PHOTO / TheGuardian.com

Written by Nathan Blackburn, Capstone Contribution

Begging on the streets for even a dime of spare change. Sporting an outfit that is tattered with enough holes, stains and dirt to make the average passerby cringe and turn away. The sign, often written in marker on cardboard, pleading for the opportunity to start a new life.

All of these images are often associated with the plight of homeless people. Most everyone has walked past a homeless person, or even a homeless family, on the streets of a city they’re visiting or even one they call home. Since homelessness has become such a visible aspect of society, it has also been portrayed multiple times in the media.

Filmmakers have centered their narratives on the struggles of a homeless individual, whether that be on the grand scale of their life or the mundane, day-to-day routine they experience. Television producers and board writers have featured arcs in television series that have featured homeless people. Depending on the area, news reports about homeless people could possibly flood the news daily, whether it is a report of the rising percentages of homelessness, or the tragedy of the death that struck a homeless person.

An example of a film that features homelessness front and center is ‘Shelter,’ a 2014 film starring Jennifer Connelly and Anthony Mackie. Connelly plays a homeless drug addict, while Mackie stars as a Nigerian immigrant struggling to find a place in America, specifically New York. The portrayal of homelessness in this film uses the ‘power of love’ troupe to help the duo overcome their circumstances and find that the grass is indeed greener on the other side.

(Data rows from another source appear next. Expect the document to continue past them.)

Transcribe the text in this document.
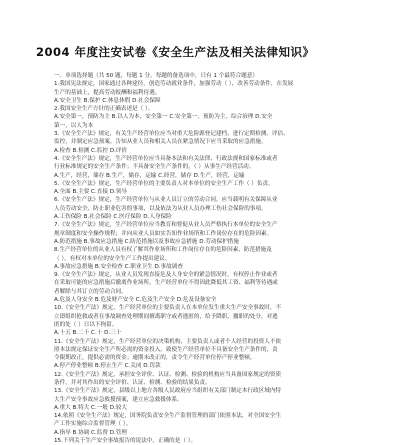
2004 年度注安试卷《安全生产法及相关法律知识》
一、单项选择题（共 50 题，每题 1 分。每题的备选项中，只有 1 个最符合题意）
1.我国宪法规定，国家通过各种途径，创造劳动就业条件，加强劳动（ ），改善劳动条件，在发展
生产的基础上，提高劳动报酬和福利待遇。
A.安全卫生 B.保护 C.休息休假 D.社会保障
2.我国安全生产方针的正确表述是（ ）。
A.安全第一，预防为主 B.以人为本，安全第一 C.安全第一，预防为主，综合治理 D.安全
第一，以人为本
3.《安全生产法》规定，有关生产经营单位应当对重大危险源登记建档，进行定期检测、评估、
监控，并制定应急预案，告知从业人员和相关人员在紧急情况下应当采取的应急措施。
A.检查 B.检测 C.监控 D.评价
4.《安全生产法》规定，生产经营单位应当具备本法和有关法律、行政法规和国家标准或者
行业标准规定的安全生产条件；不具备安全生产条件的，（ ）从事生产经营活动。
A.生产，经营，储存 B.生产，储存，运输 C.经营，储存 D.生产，经营，运输
5.《安全生产法》规定，生产经营单位的主要负责人对本单位的安全生产工作（ ）负责。
A.全面 B.主要 C.直接 D.领导
6.《安全生产法》规定，生产经营单位与从业人员订立的劳动合同，应当载明有关保障从业
人员劳动安全、防止职业危害的事项，以及依法为从业人员办理工伤社会保险的事项。
A.工伤保险 B.社会保险 C.医疗保险 D.人身保险
7.《安全生产法》规定，生产经营单位应当教育和督促从业人员严格执行本单位的安全生产
规章制度和安全操作规程；并向从业人员如实告知作业场所和工作岗位存在的危险因素。
A.防范措施 B.事故应急措施 C.防范措施以及事故应急措施 D.劳动保护措施
8.生产经营单位的从业人员有权了解其作业场所和工作岗位存在的危险因素、防范措施及
（ ），有权对本单位的安全生产工作提出建议。
A.事故应急措施 B.安全检查 C.职业卫生 D.事故调查
9.《安全生产法》规定，从业人员发现直接危及人身安全的紧急情况时，有权停止作业或者
在采取可能的应急措施后撤离作业场所，生产经营单位不得因此降低其工资、福利等待遇或
者解除与其订立的劳动合同。
A.危及人身安全 B.危及财产安全 C.危及生产安全 D.危及设备安全
10.《安全生产法》规定，生产经营单位的主要负责人在本单位发生重大生产安全事故时，不
立即组织抢救或者在事故调查处理期间擅离职守或者逃匿的，给予降职、撤职的处分，对逃
匿的处（ ）日以下拘留。
A.十五 B.二十 C.十 D.三十
11.《安全生产法》规定，生产经营单位的决策机构、主要负责人或者个人经营的投资人不依
照本法规定保证安全生产所必需的资金投入，致使生产经营单位不具备安全生产条件的，责
令限期改正，提供必需的资金；逾期未改正的，责令生产经营单位停产停业整顿。
A.停产停业整顿 B.停止生产 C.关闭 D.罚款
12.《安全生产法》规定，承担安全评价、认证、检测、检验的机构应当具备国家规定的资质
条件，并对其作出的安全评价、认证、检测、检验的结果负责。
13.《安全生产法》规定，县级以上地方各级人民政府应当组织有关部门制定本行政区域内特
大生产安全事故应急救援预案，建立应急救援体系。
A.重大 B.特大 C.一般 D.较大
14.依照《安全生产法》规定，国务院负责安全生产监督管理的部门依照本法，对全国安全生
产工作实施综合监督管理（ ）。
A.指导 B.协调 C.监督 D.管理
15.下列关于生产安全事故报告的说法中，正确的是（ ）。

However, what one sees on the theatre’s big screen is not always close to reality. In fact, there have been studies conducted that state that the portrayals of homelessness in films, television and the news seemed to have a race and gender inequality problem on their hands.

“After studying 150 episodes from 50 television shows, American University’s Center for Media & Social Impact have found that a disproportionate amount of television programming regarding homelessness focused on white people by 87 percent, and males by 76.1 percent,” states Monique Jones, reporting for ShadowandAct.com. “However, in reality, 40 percent of people who are homeless are Black and 39 percent are young girls and women.” 

Of course, perfection is virtually unattainable in any one portrayal of a social problem that has such personal connotations to every backstory. In this feature series, specific examples of news reports, films and television shows that showcase homelessness will be analyzed. A discussion will be opened up about what went right, what went wrong and what could possibly be taken and improved upon in future portrayals. Statistics will be provided to back up the claims as well.

With the intent of more awareness and proposed solutions, the on screen portrayals of a sensitive and very real issue in society could soon turnaround.